Wealth cap that would confiscate and redistribute wealth above certain limit is in an essence just different term for wealth tax (as opposed to situations where there would be just a ban on having more wealth which would be proper cap). Consequently, to see whether such policy is optimal one has to look in literature on wealth taxes. A wealth cap that takes and redistributes wealth tantamount to 100% marginal tax rate on wealth above the 'cap' set by the policy. This is definitely not optimal (in fact one of this is the first rule that you will learn in class on optimal taxation).
First, generally speaking any top marginal tax of 100% and above is suboptimal because it removes any incentive for further economic activity, be it working when talking about income taxes or accumulating wealth. This is undesirable if the objective is to maximize the tax revenue, for lets say redistribution, because if the tax would be even just 99.9% the individual being taxed would still have incentive to be economically active and have incentive to create more wealth that then can be taxed.
Second, the literature shows that optimal top marginal wealth taxes, even in case of Rawlsian social utility function (the most redistributive social function there is), are somewhere in range 0-10% (see Kocherlakota 2005; Fama 2019; Zucman and Saez 2019) or discussion in the famous Mirrlees Review: Dimensions of Tax Design). Also, note the consensus seems to still be closer to the zero result and only very few scholars would go as high as 10%.
The reason why the optimal wealth taxes are so low even with the most redistributive social preferences is that they create very large behavioral responses that distort economy (e.g. see Jakobsen, Jakobsen, Kleven, & Zucman, 2020), they are very hard to enforce (e.g. large portion of wealth is difficult to price) and they are to a large extent implicit taxes on capital incomes (since company valuation counts as a wealth so they are further implicit taxes on wealth invested in business) and per famous Chamley-Judd result (Chamley, 1986; Judd, 1985) the burden of capital income tax is in long run shifted to labor (although the results does not hold perfectly in practice).
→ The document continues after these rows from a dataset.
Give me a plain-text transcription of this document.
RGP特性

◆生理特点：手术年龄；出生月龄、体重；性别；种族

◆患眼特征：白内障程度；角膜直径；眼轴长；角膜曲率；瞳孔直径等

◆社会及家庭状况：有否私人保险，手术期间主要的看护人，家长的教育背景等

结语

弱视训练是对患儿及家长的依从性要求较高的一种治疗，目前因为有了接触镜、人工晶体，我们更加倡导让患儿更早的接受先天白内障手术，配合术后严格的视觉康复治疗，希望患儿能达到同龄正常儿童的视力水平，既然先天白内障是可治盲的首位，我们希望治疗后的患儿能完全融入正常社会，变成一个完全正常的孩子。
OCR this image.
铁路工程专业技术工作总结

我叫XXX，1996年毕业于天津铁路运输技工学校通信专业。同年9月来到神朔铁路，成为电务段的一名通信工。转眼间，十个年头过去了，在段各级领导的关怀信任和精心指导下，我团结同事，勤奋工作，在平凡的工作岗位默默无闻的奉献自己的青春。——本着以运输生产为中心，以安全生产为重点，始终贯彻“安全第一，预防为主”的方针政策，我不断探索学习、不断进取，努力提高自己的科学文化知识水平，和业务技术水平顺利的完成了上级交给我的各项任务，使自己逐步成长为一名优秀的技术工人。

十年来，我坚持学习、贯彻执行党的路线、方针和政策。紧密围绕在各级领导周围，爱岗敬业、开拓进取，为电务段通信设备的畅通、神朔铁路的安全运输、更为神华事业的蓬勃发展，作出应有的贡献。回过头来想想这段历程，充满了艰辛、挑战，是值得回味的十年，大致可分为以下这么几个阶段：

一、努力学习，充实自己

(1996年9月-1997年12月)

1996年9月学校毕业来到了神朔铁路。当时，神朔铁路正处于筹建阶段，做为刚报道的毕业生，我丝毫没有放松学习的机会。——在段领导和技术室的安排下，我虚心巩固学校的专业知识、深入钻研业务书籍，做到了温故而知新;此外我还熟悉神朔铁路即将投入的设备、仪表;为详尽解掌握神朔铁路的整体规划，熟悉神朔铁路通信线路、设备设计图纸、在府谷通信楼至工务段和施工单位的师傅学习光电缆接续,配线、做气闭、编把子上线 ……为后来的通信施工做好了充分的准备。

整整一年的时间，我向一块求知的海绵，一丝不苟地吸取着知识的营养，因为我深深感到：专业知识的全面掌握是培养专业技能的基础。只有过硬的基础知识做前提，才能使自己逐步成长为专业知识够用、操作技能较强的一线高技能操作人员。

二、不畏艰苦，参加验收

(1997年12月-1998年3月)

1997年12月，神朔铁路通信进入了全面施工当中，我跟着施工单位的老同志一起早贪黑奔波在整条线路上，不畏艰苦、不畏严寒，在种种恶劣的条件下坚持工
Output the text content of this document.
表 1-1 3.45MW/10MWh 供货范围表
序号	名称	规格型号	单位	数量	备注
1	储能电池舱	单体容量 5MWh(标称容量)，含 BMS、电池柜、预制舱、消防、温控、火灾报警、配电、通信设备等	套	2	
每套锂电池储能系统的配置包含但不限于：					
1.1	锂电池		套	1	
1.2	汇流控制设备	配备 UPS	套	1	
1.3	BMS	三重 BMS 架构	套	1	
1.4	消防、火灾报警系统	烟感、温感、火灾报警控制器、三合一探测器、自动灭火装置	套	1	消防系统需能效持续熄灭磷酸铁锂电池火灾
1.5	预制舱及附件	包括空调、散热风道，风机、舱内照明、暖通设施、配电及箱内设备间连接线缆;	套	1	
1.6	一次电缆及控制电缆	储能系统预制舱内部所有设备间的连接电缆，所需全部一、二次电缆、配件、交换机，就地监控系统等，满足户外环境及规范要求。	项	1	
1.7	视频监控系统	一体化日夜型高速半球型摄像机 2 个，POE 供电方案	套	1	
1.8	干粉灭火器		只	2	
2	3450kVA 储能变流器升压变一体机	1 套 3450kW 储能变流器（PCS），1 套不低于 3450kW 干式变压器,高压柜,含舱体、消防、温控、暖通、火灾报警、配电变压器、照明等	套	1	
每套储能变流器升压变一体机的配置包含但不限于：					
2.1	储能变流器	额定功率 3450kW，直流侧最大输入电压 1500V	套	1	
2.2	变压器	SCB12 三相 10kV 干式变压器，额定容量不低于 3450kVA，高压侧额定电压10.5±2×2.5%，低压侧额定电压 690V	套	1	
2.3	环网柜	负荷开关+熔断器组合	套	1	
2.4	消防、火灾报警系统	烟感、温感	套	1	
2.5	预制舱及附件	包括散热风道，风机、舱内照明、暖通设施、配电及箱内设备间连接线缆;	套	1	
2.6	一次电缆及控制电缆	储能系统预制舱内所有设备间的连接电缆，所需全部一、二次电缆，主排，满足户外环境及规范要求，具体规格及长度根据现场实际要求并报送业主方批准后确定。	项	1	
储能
Such high wealth taxes could be justified only if the objective is not maximizing welfare of the poor (e.g. for example with Ralwsin max-min principle) through redistribution, but just lowering wealth inequality no matter the cost, but I don't think there are many if any economists that would endorse such course of action.
In addition, the literature cited above might be too dense for non-economist, especially if you don't have solid math background. An accessible book discussing inequality and taxation is Inequality by Atkinson. Most of the book does not focus on wealth taxes since many economists consider zero wealth taxes to be optimal, but they are mentioned in some chapters.